In today’s world, it may be tempting for smaller businesses to avoid addressing cybersecurity when it’s often large, well-financed corporations that are making headlines for experiencing data breaches. That may explain why smaller businesses, a market segment where more than 50 percent of companies do not have a strategy to address IT security, are particularly vulnerable.
That sort of thinking doesn’t serve them well at a time when threats are increasing and becoming more sophisticated. According to Verizon’s 2019 Data Breach Investigations Report on 2,013 data breaches in 86 countries worldwide, 43 percent of attacks involved small businesses and 69 percent of attacks were committed by outsiders (rather than employees).
Cyber intrusions are costly. Last year, businesses lost more than $45 billion globally, according to the 2018 Cyber Incident & Breach Trends Report by the Internet Society’s Online Trust Alliance.
While many small businesses rely on IT consultants or an in-house staffer to manage their computer security, many have come to see the value of outsourcing those functions to third party managed and co-managed IT, cybersecurity and private cloud services providers. That’s understandable considering that these businesses have the capabilities to monitor, identify and manage digital attacks in real time.
VSS has seen strong demand in the financial, life sciences and professional services sectors for managed security partners like Coretelligent, which provides CoreArmor cyber security solutions business to safeguard its customers’ systems and data. As the surge in online incursions continues, it’s become imperative for many organizations overseeing large amounts of highly sensitive data and information, to secure their IT infrastructure in real time.
Knowing is Half the Battle, Understanding Today’s Threat Continuum
There isn’t one cookie cutter approach to protecting your business against an online attack. But, one thing is for sure – hackers are becoming more aggressive and attacks are getting more sophisticated. If effective counter measures are to be deployed, it starts with understanding the continuum of threats facing businesses today. That, in turn, will inform strategy and improve a business’ chance of surviving or thwarting online attacks.
Viruses, stolen passwords and denial of access to web pages used to be common threats companies and their employees faced. Today, the threat environment is infinitely more advanced. Consider Ryuk and SamSam, which are different types of ransomwear that can paralyze computer systems.
Cyber intrusions impact more than an individual employee, but also its operations, business performance and reputation. For that reason, as Coretelligent points out it’s important to determine the total costs – financial and others – that a company might experience from a cyber-attack. This will help to ensure adequate resources are allocated towards an organization’s cybersecurity before a business experiences a digital attack.
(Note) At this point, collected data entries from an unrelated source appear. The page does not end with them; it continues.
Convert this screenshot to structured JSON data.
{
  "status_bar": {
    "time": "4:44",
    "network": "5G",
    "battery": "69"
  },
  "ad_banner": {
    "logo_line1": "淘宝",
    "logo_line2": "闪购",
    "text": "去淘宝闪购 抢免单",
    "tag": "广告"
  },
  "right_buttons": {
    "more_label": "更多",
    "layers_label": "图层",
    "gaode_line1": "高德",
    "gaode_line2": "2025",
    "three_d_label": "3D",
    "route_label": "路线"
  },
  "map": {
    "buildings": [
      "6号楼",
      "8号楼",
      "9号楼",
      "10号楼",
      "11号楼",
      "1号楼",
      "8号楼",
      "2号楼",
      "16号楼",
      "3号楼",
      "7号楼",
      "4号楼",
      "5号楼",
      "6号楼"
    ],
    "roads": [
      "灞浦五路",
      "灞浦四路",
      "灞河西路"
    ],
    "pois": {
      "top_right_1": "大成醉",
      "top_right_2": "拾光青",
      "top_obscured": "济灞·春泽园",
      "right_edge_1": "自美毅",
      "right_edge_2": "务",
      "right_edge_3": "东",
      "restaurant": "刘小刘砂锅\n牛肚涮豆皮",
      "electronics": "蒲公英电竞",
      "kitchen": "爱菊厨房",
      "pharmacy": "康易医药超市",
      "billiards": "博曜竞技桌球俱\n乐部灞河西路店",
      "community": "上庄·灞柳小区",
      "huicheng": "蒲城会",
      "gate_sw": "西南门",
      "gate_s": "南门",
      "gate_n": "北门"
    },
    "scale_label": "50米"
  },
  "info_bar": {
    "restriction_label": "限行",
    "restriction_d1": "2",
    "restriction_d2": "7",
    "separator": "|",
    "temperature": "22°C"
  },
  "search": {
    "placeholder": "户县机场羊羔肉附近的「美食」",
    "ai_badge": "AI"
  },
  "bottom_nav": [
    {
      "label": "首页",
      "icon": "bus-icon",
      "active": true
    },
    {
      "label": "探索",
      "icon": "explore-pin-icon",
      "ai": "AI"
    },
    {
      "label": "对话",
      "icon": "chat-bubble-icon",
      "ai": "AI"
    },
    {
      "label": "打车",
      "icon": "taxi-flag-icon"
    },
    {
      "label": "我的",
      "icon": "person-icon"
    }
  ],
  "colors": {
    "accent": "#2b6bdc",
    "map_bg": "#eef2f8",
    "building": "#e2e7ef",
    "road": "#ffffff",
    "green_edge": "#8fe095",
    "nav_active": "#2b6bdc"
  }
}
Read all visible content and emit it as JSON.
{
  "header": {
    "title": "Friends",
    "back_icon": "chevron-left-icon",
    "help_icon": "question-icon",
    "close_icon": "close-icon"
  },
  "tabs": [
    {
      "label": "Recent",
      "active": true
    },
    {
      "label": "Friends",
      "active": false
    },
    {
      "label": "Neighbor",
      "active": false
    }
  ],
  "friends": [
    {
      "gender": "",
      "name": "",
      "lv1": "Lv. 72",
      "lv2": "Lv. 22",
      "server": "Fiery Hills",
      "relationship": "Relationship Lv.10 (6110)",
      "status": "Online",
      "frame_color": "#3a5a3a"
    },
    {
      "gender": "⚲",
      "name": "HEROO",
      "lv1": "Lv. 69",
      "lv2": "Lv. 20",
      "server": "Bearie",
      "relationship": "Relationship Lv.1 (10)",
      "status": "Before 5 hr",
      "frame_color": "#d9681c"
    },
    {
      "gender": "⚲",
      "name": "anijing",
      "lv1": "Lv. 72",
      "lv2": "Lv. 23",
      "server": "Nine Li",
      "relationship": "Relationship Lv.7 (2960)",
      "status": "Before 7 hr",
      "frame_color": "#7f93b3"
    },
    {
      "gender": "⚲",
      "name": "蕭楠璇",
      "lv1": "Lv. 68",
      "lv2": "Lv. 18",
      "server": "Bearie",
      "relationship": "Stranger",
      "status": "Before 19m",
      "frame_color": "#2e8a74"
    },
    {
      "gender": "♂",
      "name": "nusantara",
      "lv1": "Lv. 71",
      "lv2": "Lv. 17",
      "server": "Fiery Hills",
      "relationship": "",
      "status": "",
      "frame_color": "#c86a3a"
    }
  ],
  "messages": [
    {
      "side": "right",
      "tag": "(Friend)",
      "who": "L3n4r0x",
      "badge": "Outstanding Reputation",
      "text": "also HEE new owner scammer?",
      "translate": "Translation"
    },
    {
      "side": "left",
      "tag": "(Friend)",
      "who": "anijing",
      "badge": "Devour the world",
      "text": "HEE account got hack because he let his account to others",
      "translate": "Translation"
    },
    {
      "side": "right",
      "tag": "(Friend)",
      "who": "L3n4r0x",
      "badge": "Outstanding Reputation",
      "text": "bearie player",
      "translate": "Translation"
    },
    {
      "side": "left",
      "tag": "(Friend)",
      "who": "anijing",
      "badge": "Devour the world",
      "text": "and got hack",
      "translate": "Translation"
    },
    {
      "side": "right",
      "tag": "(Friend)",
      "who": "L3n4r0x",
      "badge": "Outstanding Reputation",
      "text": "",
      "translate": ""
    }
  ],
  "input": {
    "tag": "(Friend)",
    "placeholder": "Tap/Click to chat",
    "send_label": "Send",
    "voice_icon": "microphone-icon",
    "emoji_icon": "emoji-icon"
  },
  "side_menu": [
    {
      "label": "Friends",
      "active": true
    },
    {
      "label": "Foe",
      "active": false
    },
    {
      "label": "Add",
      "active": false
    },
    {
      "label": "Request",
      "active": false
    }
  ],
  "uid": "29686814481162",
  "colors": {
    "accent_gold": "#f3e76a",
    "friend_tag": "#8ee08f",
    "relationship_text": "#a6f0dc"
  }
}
Prepare for the worst. When addressing IT security planning it’s also important to remember reputational risk as part of that calculation. This involves making contingency planning an important priority – which includes the development of action and communications plans for informing both employees and external audiences in the case of a cybersecurity breech.
It’s Never too Late
Additionally, there are other measures that small business owners can take to help avoid an online attack, such as upgrading critical infrastructure systems and improving data storage and information sharing practices – ideally through a third party managed IT specialist.
Good cybersecurity practices don’t begin or end with IT department staff or managers who oversee IT department budgets. These practices start with proactively educating rank-and-file employees and all levels of management about the current digital threat environment and best practices for avoiding cyber intrusions.
Taking these steps together businesses will respond more effectively to the latest threats and help maintain a robust cybersecurity posture.